南西諸島へ力点 〈中〉ミサイル配備

陸上自衛隊勝連分屯地ゲート前(うるま市)

草の根で阻止へ連帯

沖縄本島中部の東海岸に位置するうるま市。世界遺産の勝連城跡や海中道路などの観光スポットのほか、古くからの文化や芸能が数多く残っている。

勝連半島東側の高台にある陸上自衛隊勝連分屯地。防衛省などによると、日本復帰に伴い、1973年5月に開設。米軍から返還された基地や施設を引き継いだという。

陸自は、勝連分屯地に地上から海上の艦艇を攻撃する地対艦ミサイル部隊を配備する。沖縄本島への配備は初めてで、中国の海洋進出などを念頭に南西諸島防衛の「空白地帯」解消につなげるのが狙いとみられる。 

同分屯地への新編部隊は、奄美大島、宮古島、石垣を含め4カ所の地対艦ミサイル部隊を指揮統制する役割を担うものとみられている。

配備されるのは長射程ミサイルの12式地対艦誘導弾の能力向上型。

地対艦ミサイル部隊はすでに瀬戸内分屯地にも配備されている。

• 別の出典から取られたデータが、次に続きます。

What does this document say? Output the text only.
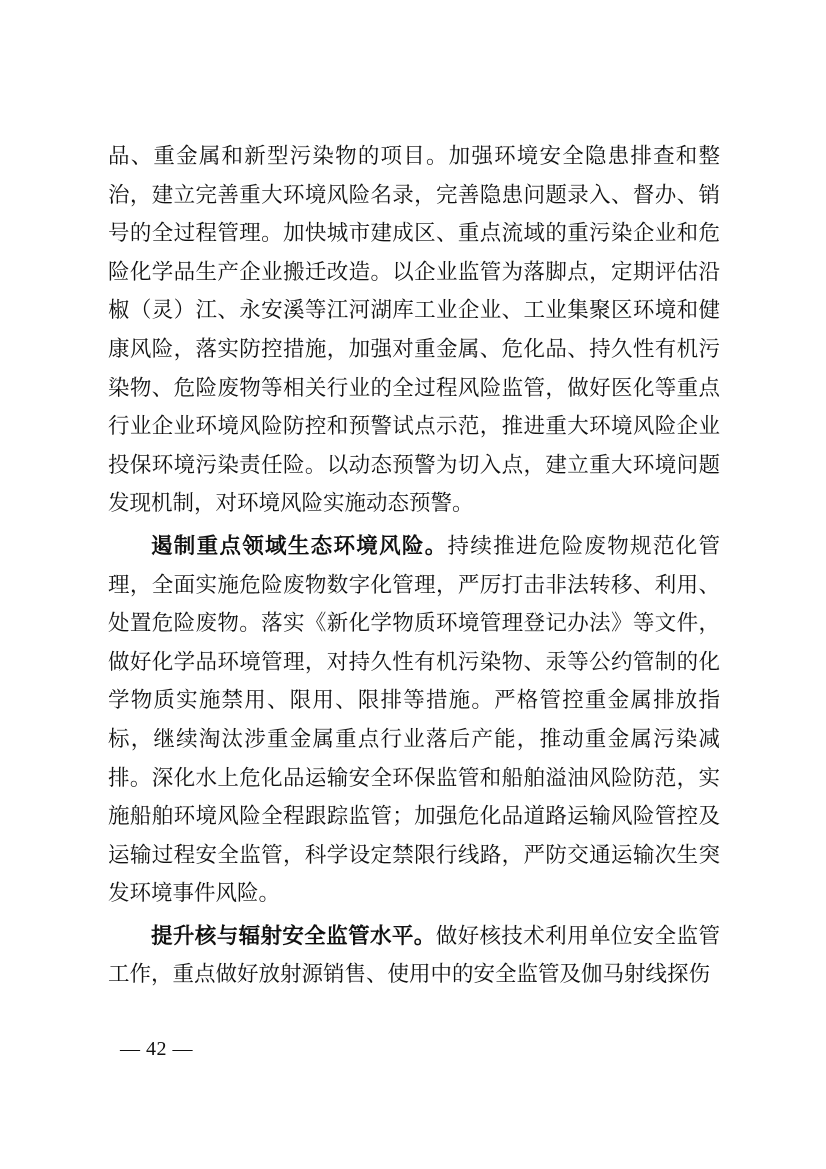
品、重金属和新型污染物的项目。加强环境安全隐患排查和整治，建立完善重大环境风险名录，完善隐患问题录入、督办、销号的全过程管理。加快城市建成区、重点流域的重污染企业和危险化学品生产企业搬迁改造。以企业监管为落脚点，定期评估沿椒（灵）江、永安溪等江河湖库工业企业、工业集聚区环境和健康风险，落实防控措施，加强对重金属、危化品、持久性有机污染物、危险废物等相关行业的全过程风险监管，做好医化等重点行业企业环境风险防控和预警试点示范，推进重大环境风险企业投保环境污染责任险。以动态预警为切入点，建立重大环境问题发现机制，对环境风险实施动态预警。

遏制重点领域生态环境风险。持续推进危险废物规范化管理，全面实施危险废物数字化管理，严厉打击非法转移、利用、处置危险废物。落实《新化学物质环境管理登记办法》等文件，做好化学品环境管理，对持久性有机污染物、汞等公约管制的化学物质实施禁用、限用、限排等措施。严格管控重金属排放指标，继续淘汰涉重金属重点行业落后产能，推动重金属污染减排。深化水上危化品运输安全环保监管和船舶溢油风险防范，实施船舶环境风险全程跟踪监管；加强危化品道路运输风险管控及运输过程安全监管，科学设定禁限行线路，严防交通运输次生突发环境事件风险。

提升核与辐射安全监管水平。做好核技术利用单位安全监管工作，重点做好放射源销售、使用中的安全监管及伽马射线探伤

— 42 —
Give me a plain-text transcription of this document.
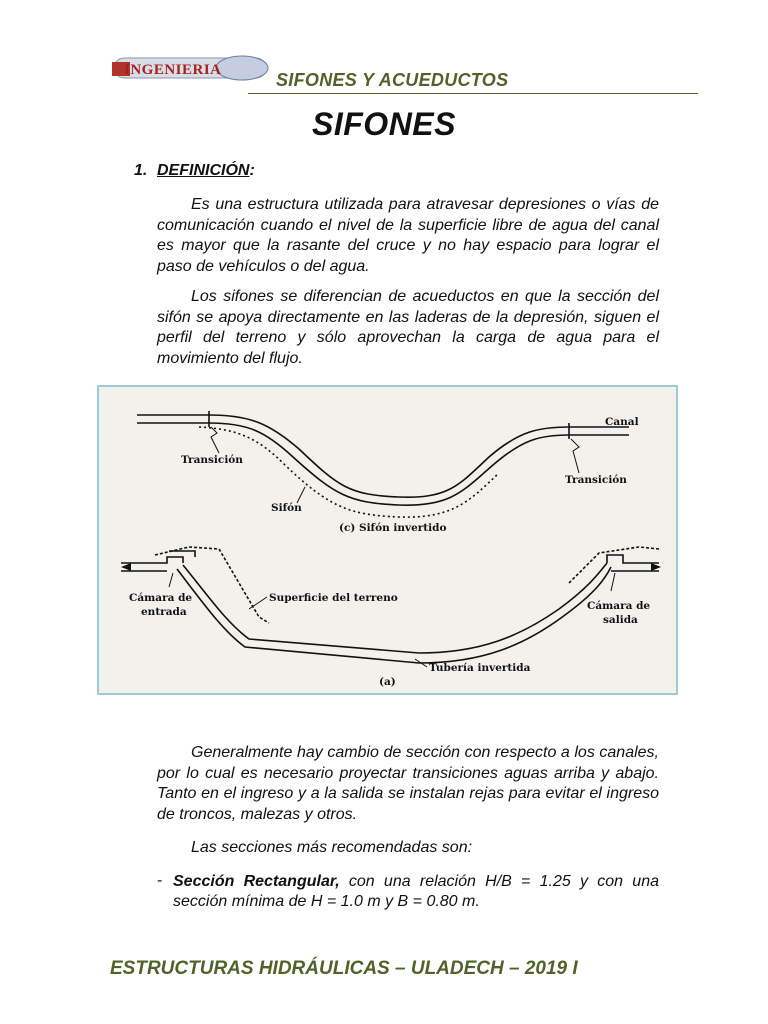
INGENIERIA	SIFONES Y ACUEDUCTOS
SIFONES
1. DEFINICIÓN:

Es una estructura utilizada para atravesar depresiones o vías de comunicación cuando el nivel de la superficie libre de agua del canal es mayor que la rasante del cruce y no hay espacio para lograr el paso de vehículos o del agua.

Los sifones se diferencian de acueductos en que la sección del sifón se apoya directamente en las laderas de la depresión, siguen el perfil del terreno y sólo aprovechan la carga de agua para el movimiento del flujo.

Canal
Transición
Transición
Sifón
(c) Sifón invertido
Cámara de
entrada
Superficie del terreno
Cámara de
salida
Tubería invertida
(a)

Generalmente hay cambio de sección con respecto a los canales, por lo cual es necesario proyectar transiciones aguas arriba y abajo. Tanto en el ingreso y a la salida se instalan rejas para evitar el ingreso de troncos, malezas y otros.

Las secciones más recomendadas son:

- Sección Rectangular, con una relación H/B = 1.25 y con una sección mínima de H = 1.0 m y B = 0.80 m.

ESTRUCTURAS HIDRÁULICAS – ULADECH – 2019 I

昨年、奄美駐屯地で日米共同訓練が行われた際、幹部自衛官に質問をぶつけたことがある。「現行のミサイルは射程約200キロとされているが、それを改良、開発し1000キロ超えに延ばすことを目指しているのか…」。幹部は否定も肯定もしなかったが、表情は満面の笑顔だった。

取材でよく聞いたのは「事件や事故を起こす米軍は迷惑だが、災害や急患搬送などに対応してくれる自衛隊は歓迎」であった。

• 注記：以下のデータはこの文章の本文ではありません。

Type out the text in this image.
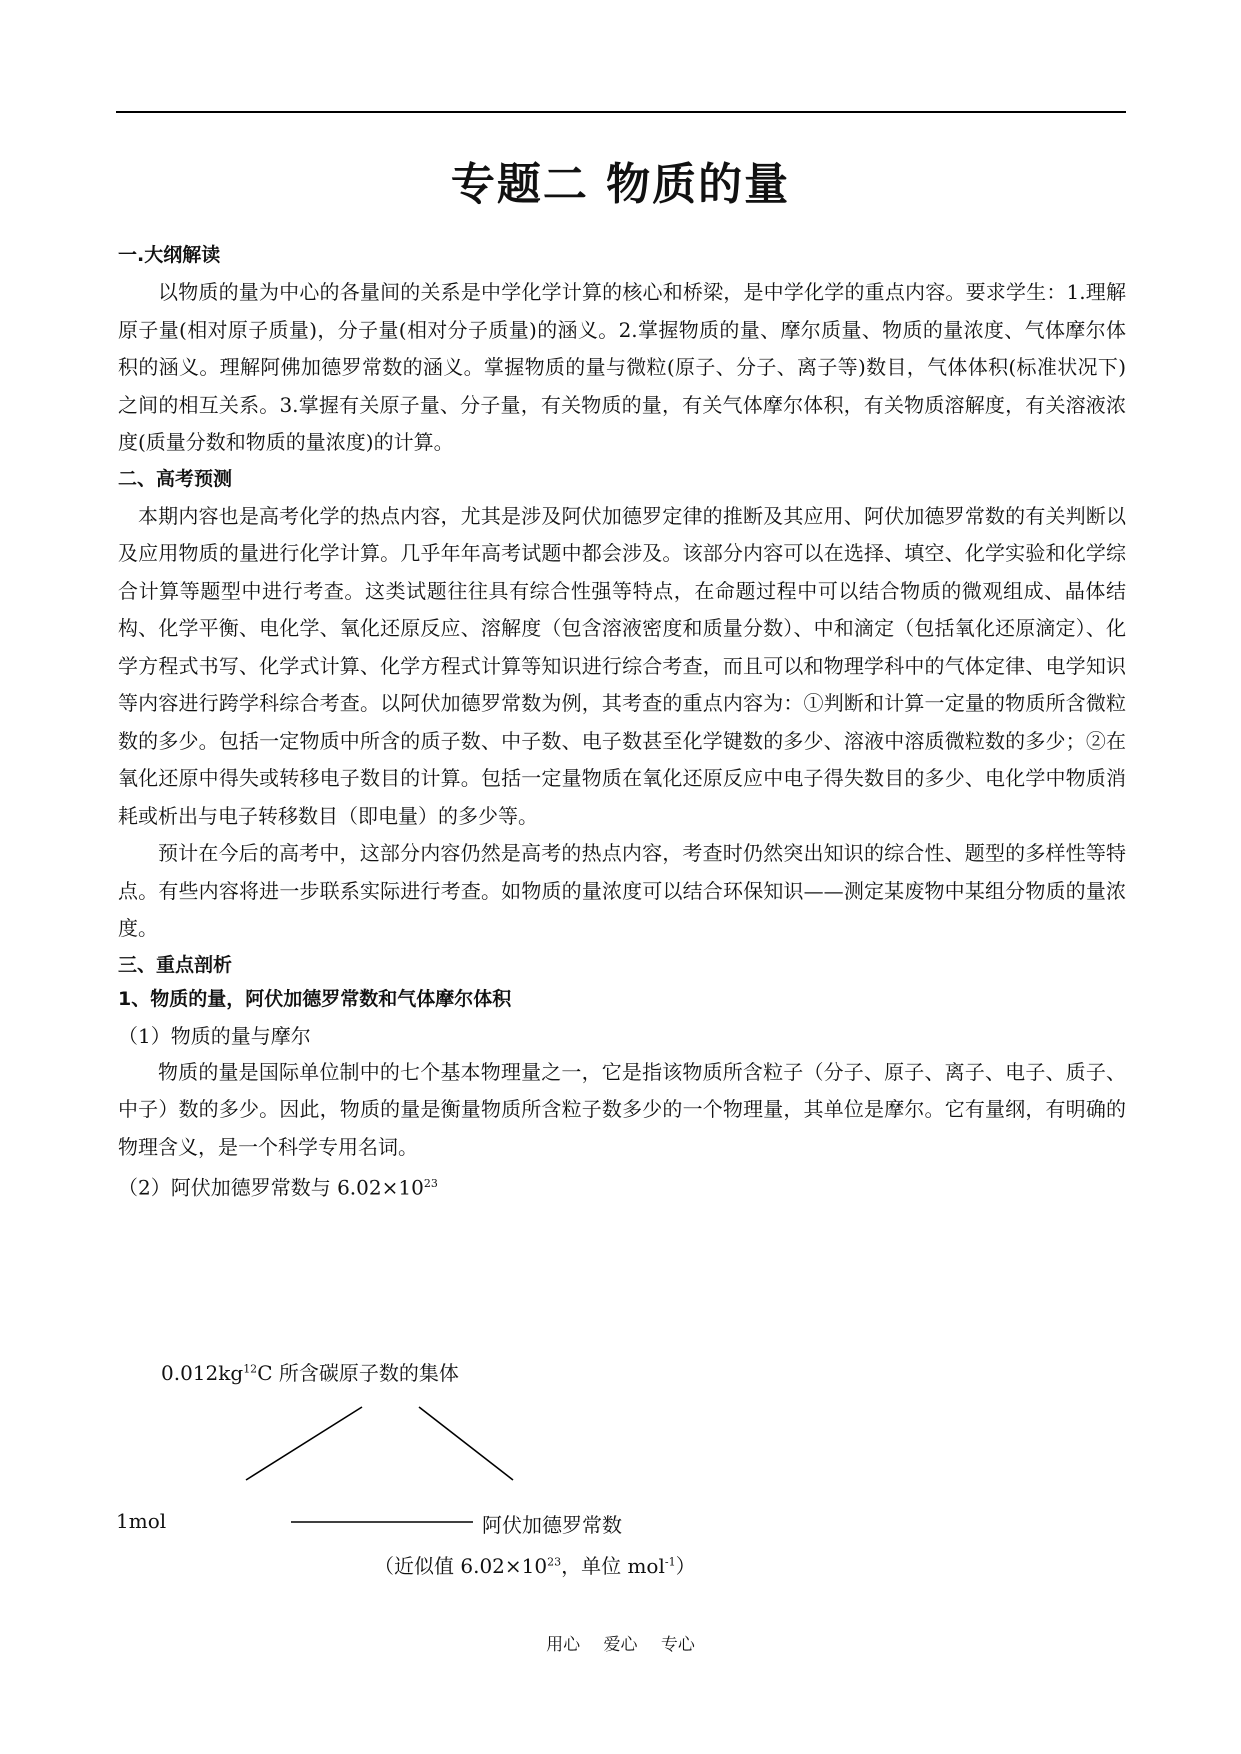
专题二 物质的量
一.大纲解读

以物质的量为中心的各量间的关系是中学化学计算的核心和桥梁，是中学化学的重点内容。要求学生：1.理解原子量(相对原子质量)，分子量(相对分子质量)的涵义。2.掌握物质的量、摩尔质量、物质的量浓度、气体摩尔体积的涵义。理解阿佛加德罗常数的涵义。掌握物质的量与微粒(原子、分子、离子等)数目，气体体积(标准状况下)之间的相互关系。3.掌握有关原子量、分子量，有关物质的量，有关气体摩尔体积，有关物质溶解度，有关溶液浓度(质量分数和物质的量浓度)的计算。

二、高考预测

本期内容也是高考化学的热点内容，尤其是涉及阿伏加德罗定律的推断及其应用、阿伏加德罗常数的有关判断以及应用物质的量进行化学计算。几乎年年高考试题中都会涉及。该部分内容可以在选择、填空、化学实验和化学综合计算等题型中进行考查。这类试题往往具有综合性强等特点，在命题过程中可以结合物质的微观组成、晶体结构、化学平衡、电化学、氧化还原反应、溶解度（包含溶液密度和质量分数）、中和滴定（包括氧化还原滴定）、化学方程式书写、化学式计算、化学方程式计算等知识进行综合考查，而且可以和物理学科中的气体定律、电学知识等内容进行跨学科综合考查。以阿伏加德罗常数为例，其考查的重点内容为：①判断和计算一定量的物质所含微粒数的多少。包括一定物质中所含的质子数、中子数、电子数甚至化学键数的多少、溶液中溶质微粒数的多少；②在氧化还原中得失或转移电子数目的计算。包括一定量物质在氧化还原反应中电子得失数目的多少、电化学中物质消耗或析出与电子转移数目（即电量）的多少等。

预计在今后的高考中，这部分内容仍然是高考的热点内容，考查时仍然突出知识的综合性、题型的多样性等特点。有些内容将进一步联系实际进行考查。如物质的量浓度可以结合环保知识——测定某废物中某组分物质的量浓度。

三、重点剖析
1、物质的量，阿伏加德罗常数和气体摩尔体积
（1）物质的量与摩尔

物质的量是国际单位制中的七个基本物理量之一，它是指该物质所含粒子（分子、原子、离子、电子、质子、中子）数的多少。因此，物质的量是衡量物质所含粒子数多少的一个物理量，其单位是摩尔。它有量纲，有明确的物理含义，是一个科学专用名词。

（2）阿伏加德罗常数与 $6.02\times 10^{23}$
$0.012kg^{12}C$ 所含碳原子数的集体
1mol	阿伏加德罗常数
（近似值 $6.02\times 10^{23}$，单位 mol$^{-1}$）
用心 爱心 专心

だが、自衛隊と米軍が一体となった離島防衛訓練や軍事費急増などを見逃してはならない。事実、徳之島などでは日米の垂直着陸輸送機オスプレイが飛来し、共同訓練を行っている。奄美大島でも毎年のように共同訓練を展開するなど自衛隊と米軍は切り離すことができない存在となっている。

このほど閣議決定された安保関連3文書。外交や防衛などの指針である「国家安全保障戦略」、防衛目標や達成方法をまとめた「国家防衛戦略」、自衛隊の体制や経費などを示した「防衛力整備計画」の三つ。

同文書には、自衛目的で「敵」のミサイル発射基地などを攻撃する「反撃能力」の保有が明記されている。

「反撃能力とは、我が国に対する武力攻撃が発生し、その手段として弾道ミサイル等による攻撃が行われた場合、武力の行使の3要件に基づき、そのような攻撃を防ぐのにやむを得ない必要最低限度の自衛の措置として相手の領域において我が国が有効な反撃を加えることを可能とする自衛隊の能力をいう」

日米同盟のさらなる強化を掲げ、南西諸島の空港や港湾などを整備・機能強化する方針などが打ち出されている。

昨年、住民が戦争に巻き込まれることへの危機感を持った市民有志が「ミサイル配備から命を守るうるま市民の会」を立ち上げた。 日米両政府の台湾有事などを想定した南西諸島の軍事基地化に反対し、沖縄を再び戦場にさせないことが目的。ミサイル配備や軍事要塞化反対へ草の根で連帯することを確認。写真展や学習会を開くなどして啓発を続けている。

賛同した市民団体「ノーモア沖縄戦命どぅ宝の会」の山城博治・共同代表(70)=沖縄市=は「戦争ができるような基地はいらない。沖縄を戦場にはさせないし、ミサイル配備を許してはならない。奄美とも連携し、配備阻止に取り組んでいきたい」と力を込めた。